[Taxacom] Intuition in taxonomy
Richard Zander
Richard.Zander at mobot.org
Mon Mar 2 12:20:02 CST 2009
We are focusing on the problem of how to deal with difficult decisions,
I think. If the decisions are not difficult, such as a specimen that is
described as new because the taxonomist judges, based on experience with
variation in related taxa, that it is a new evolutionary taxon, no
problem. I think the number of specimens does matter sometimes, but
there are times that a decision must be made in the face of a Morton's
Fork (damned if you do or don't).
I can't believe that this is usually done by flipping a coin or
inferring Truth from First Principles. You did indicate, Steve, that you
would tend to split because the nature of taxonomy is to revisit old
decisions and check them in the light of new collections, etc. This is
not an a priori decision but methodological intelligence and most of us
follow this sensible course.
Perhaps I am wrong. Possibly some taxonomists split or lump based on the
state of their digestion. Would those Taxacomers who use a priori
methods for taxonomic decisions share with us their techniques? Dice?
Yarrow stalks? Whether the taxon they are considering lumping or
splitting is that of an enemy or friend?
*****************************
Richard H. Zander
Voice: 314-577-0276
Missouri Botanical Garden
PO Box 299
St. Louis, MO 63166-0299 USA
richard.zander at mobot.org
Web sites: http://www.mobot.org/plantscience/resbot/
and http://www.mobot.org/plantscience/bfna/bfnamenu.htm
*****************************
-----Original Message-----
From: Steve Manning [mailto:sdmanning at asub.edu]

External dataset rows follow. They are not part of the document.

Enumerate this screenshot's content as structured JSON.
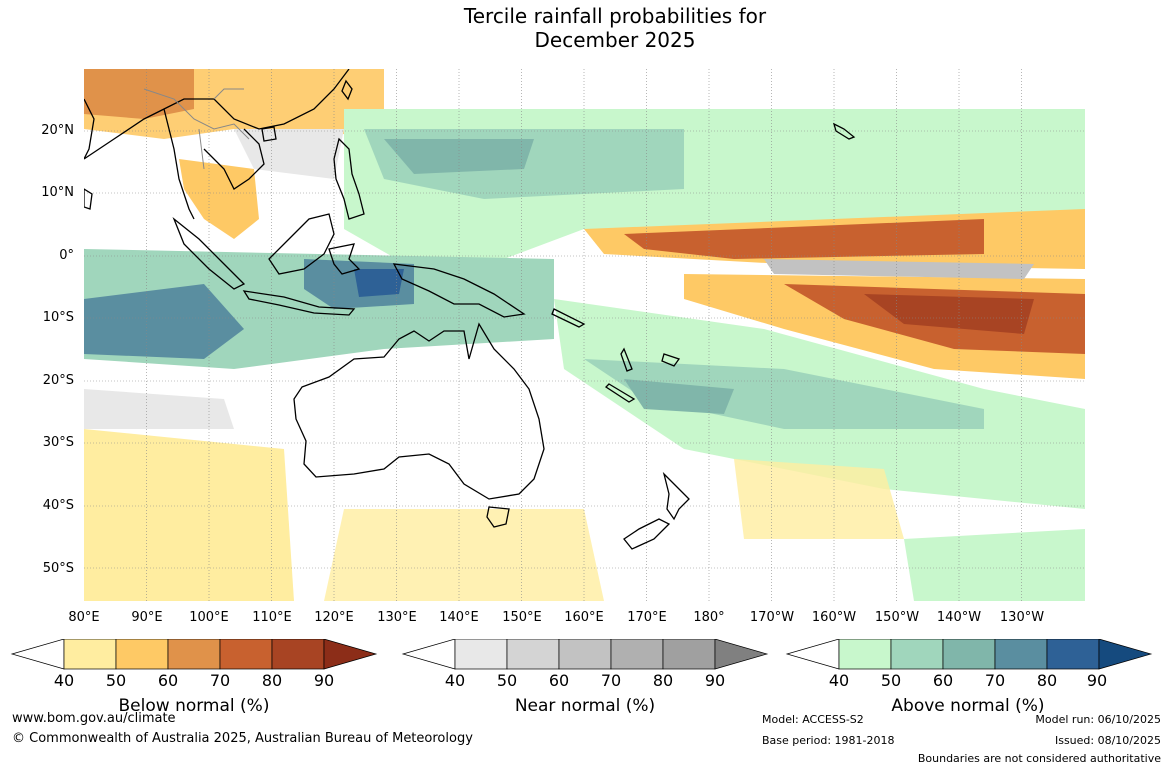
{
  "title": {
    "line1": "Tercile rainfall probabilities for",
    "line2": "December 2025"
  },
  "lat_labels": [
    "20°N",
    "10°N",
    "0°",
    "10°S",
    "20°S",
    "30°S",
    "40°S",
    "50°S"
  ],
  "lon_labels": [
    "80°E",
    "90°E",
    "100°E",
    "110°E",
    "120°E",
    "130°E",
    "140°E",
    "150°E",
    "160°E",
    "170°E",
    "180°",
    "170°W",
    "160°W",
    "150°W",
    "140°W",
    "130°W"
  ],
  "colorbars": [
    {
      "label": "Below normal (%)",
      "ticks": [
        "40",
        "50",
        "60",
        "70",
        "80",
        "90"
      ],
      "colors": [
        "#ffffff",
        "#ffeda0",
        "#fec965",
        "#e0924a",
        "#c8612f",
        "#a84423",
        "#8c2d18"
      ]
    },
    {
      "label": "Near normal (%)",
      "ticks": [
        "40",
        "50",
        "60",
        "70",
        "80",
        "90"
      ],
      "colors": [
        "#ffffff",
        "#e8e8e8",
        "#d4d4d4",
        "#c2c2c2",
        "#b0b0b0",
        "#a0a0a0",
        "#808080"
      ]
    },
    {
      "label": "Above normal (%)",
      "ticks": [
        "40",
        "50",
        "60",
        "70",
        "80",
        "90"
      ],
      "colors": [
        "#ffffff",
        "#c8f7cc",
        "#a0d6bc",
        "#80b6aa",
        "#5a8ea0",
        "#2e6196",
        "#154a7e"
      ]
    }
  ],
  "footer": {
    "website": "www.bom.gov.au/climate",
    "copyright": "© Commonwealth of Australia 2025, Australian Bureau of Meteorology",
    "model": "Model: ACCESS-S2",
    "base_period": "Base period: 1981-2018",
    "model_run": "Model run: 06/10/2025",
    "issued": "Issued: 08/10/2025",
    "disclaimer": "Boundaries are not considered authoritative"
  }
}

Sent: Monday, March 02, 2009 10:26 AM
To: Richard Zander; taxacom at mailman.nhm.ku.edu
Subject: Re: [Taxacom] Intuition in taxonomy
Hello Richard,
I would certainly agree with you in general. However, in the real
world, alpha taxonomists often make their decisions based on one to few
available specimens, and I think this is a large part of the problem.
Whatever you call an "innate template for identifying reality",
intuition or some other word, it may or may not be valid and certainly
shouldn't ever, in my opinion, be the basis for ignoring or minimizing
objective evidence. But if you are looking at just a few specimens and
deciding whether to lump them or split them,
for example (or looking at data sets based ultimately on such
investigations), sometimes it seems just like a coin-flip, so if someone
"intuits" that it should be done one way rather than another, at that
stage it may be an important part of the process, always subject to
modification, even if describing new taxa.